Les besoins, pourtant, sont immenses, à moyen terme pour la reconstruction, et à plus brève échéance pour le secours aux Ukrainiens en cette période d’hiver où une partie de la population risque d’être privée d’électricité et de chauffage à cause des bombardements russes sur les infrastructures énergétiques. L’urgence est donc à la collecte d’appareils de chauffage, de générateurs de toutes tailles, de carburant, de matériel médical, de médicaments, mais aussi à la recherche d’assistance en matière de déminage quand un habitant de Kiev est blessé chaque jour par l’explosion d’une mine posée par les Russes dans les bois qui entourent la capitale. Ce sont là autant de secteurs où la Belgique pourrait déployer ses moyens et son expertise.

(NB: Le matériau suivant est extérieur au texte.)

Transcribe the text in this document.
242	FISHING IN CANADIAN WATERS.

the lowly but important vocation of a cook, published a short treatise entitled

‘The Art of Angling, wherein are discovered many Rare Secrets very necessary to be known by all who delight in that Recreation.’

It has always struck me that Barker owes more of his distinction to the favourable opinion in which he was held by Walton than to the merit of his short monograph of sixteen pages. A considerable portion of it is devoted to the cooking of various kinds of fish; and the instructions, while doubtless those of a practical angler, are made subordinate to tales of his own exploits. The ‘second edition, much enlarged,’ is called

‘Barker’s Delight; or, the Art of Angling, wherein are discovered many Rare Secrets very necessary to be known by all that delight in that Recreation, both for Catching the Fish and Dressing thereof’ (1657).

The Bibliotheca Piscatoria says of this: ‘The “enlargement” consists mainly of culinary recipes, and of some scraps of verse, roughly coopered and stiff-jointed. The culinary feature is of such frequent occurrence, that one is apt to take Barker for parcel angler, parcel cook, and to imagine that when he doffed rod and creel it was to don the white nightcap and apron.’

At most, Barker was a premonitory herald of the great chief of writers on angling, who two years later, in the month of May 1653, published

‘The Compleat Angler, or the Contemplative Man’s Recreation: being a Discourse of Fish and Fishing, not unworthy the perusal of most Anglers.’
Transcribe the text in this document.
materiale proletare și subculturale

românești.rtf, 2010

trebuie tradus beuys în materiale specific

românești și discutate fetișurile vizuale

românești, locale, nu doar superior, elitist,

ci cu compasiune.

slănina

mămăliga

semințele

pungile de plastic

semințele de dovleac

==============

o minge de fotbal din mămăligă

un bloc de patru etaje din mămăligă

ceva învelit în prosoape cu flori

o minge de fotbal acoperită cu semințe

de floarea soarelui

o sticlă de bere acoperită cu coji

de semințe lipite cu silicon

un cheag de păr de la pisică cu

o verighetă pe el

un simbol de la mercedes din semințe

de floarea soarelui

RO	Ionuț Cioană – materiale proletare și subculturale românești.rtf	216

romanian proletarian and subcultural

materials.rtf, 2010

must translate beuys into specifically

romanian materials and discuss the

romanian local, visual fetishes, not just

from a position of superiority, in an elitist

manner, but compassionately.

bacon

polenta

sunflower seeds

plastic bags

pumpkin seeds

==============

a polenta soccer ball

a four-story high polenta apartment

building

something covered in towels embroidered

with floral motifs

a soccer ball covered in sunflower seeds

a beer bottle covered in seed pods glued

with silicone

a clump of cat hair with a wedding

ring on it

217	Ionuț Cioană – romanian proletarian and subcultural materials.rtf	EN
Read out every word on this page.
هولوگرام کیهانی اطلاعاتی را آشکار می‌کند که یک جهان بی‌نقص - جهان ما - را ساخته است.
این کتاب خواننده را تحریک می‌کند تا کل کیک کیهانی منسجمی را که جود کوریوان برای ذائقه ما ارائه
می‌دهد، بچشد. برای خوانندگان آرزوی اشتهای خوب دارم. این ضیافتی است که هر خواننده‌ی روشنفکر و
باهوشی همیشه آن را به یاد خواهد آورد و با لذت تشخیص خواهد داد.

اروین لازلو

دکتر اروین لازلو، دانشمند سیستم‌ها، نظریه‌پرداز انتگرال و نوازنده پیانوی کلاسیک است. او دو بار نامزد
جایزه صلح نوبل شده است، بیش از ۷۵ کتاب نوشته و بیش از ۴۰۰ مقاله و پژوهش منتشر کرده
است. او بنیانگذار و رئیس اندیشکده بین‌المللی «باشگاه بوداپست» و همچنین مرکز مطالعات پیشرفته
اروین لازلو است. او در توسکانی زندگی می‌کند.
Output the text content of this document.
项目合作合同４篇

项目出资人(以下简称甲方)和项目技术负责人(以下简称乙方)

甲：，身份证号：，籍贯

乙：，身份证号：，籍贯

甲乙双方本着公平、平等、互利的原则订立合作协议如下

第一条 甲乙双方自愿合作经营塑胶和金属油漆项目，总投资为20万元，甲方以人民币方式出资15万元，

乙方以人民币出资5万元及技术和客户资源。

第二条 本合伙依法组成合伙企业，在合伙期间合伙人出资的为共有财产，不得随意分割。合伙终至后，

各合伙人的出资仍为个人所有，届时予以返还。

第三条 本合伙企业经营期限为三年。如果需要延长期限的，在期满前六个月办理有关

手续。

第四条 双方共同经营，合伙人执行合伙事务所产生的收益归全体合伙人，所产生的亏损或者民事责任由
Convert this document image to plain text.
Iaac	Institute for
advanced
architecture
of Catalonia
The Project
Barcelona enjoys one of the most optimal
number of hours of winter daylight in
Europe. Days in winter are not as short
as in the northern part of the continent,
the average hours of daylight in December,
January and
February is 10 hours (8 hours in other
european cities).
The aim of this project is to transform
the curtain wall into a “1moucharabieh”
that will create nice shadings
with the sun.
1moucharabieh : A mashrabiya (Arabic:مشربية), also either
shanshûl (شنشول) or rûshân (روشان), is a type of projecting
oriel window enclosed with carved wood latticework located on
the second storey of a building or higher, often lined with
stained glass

Derrière ce constat, il est un domaine où la Belgique peut s’enorgueillir d’avoir répondu à l’attente des Ukrainiens. C’est celui de l’accueil des réfugiés. Près de 59 000 ont été hébergés sur notre territoire depuis le début du conflit, plus, proportionnellement, que bien d’autres pays de l’Union européenne. Mais c’est une satisfaction dont le mérite revient autant aux citoyens qu’aux structures de prise en charge. Les Belges ont montré leur générosité.

Le classement des donateurs

L’Institut Kiel pour l’économie mondiale a classé les vingt-sept pays de l’Union européenne plus la Norvège, les Etats-Unis, le Royaume-Uni et le Canada en fonction de leur contribution dans l’assistance militaire et humanitaire à l’Ukraine rapportée à leur produit intérieur brut (PIB). Voici les bons et les moins bons élèves.

0,9% et plus de leur PIB: Lettonie (0,99%) et Estonie (0,9%).

Entre 0,4% et 0,9% de leur PIB : Pologne, Lituanie, Norvège.

Entre 0,2% et 0,4%: Slovaquie, République tchèque, Autriche, Danemark, Etats-Unis, Royaume-Uni, Canada, Portugal, Slovénie, Grèce.

Entre 0,15% et 0,2% : Suède, Allemagne, Espagne, Grèce, Finlande, Pays-Bas, Croatie, Belgique, France, Italie.

Entre 0,10% et 0,15%: Hongrie, Bulgarie, Chypre, Roumanie, Malte, Irlande.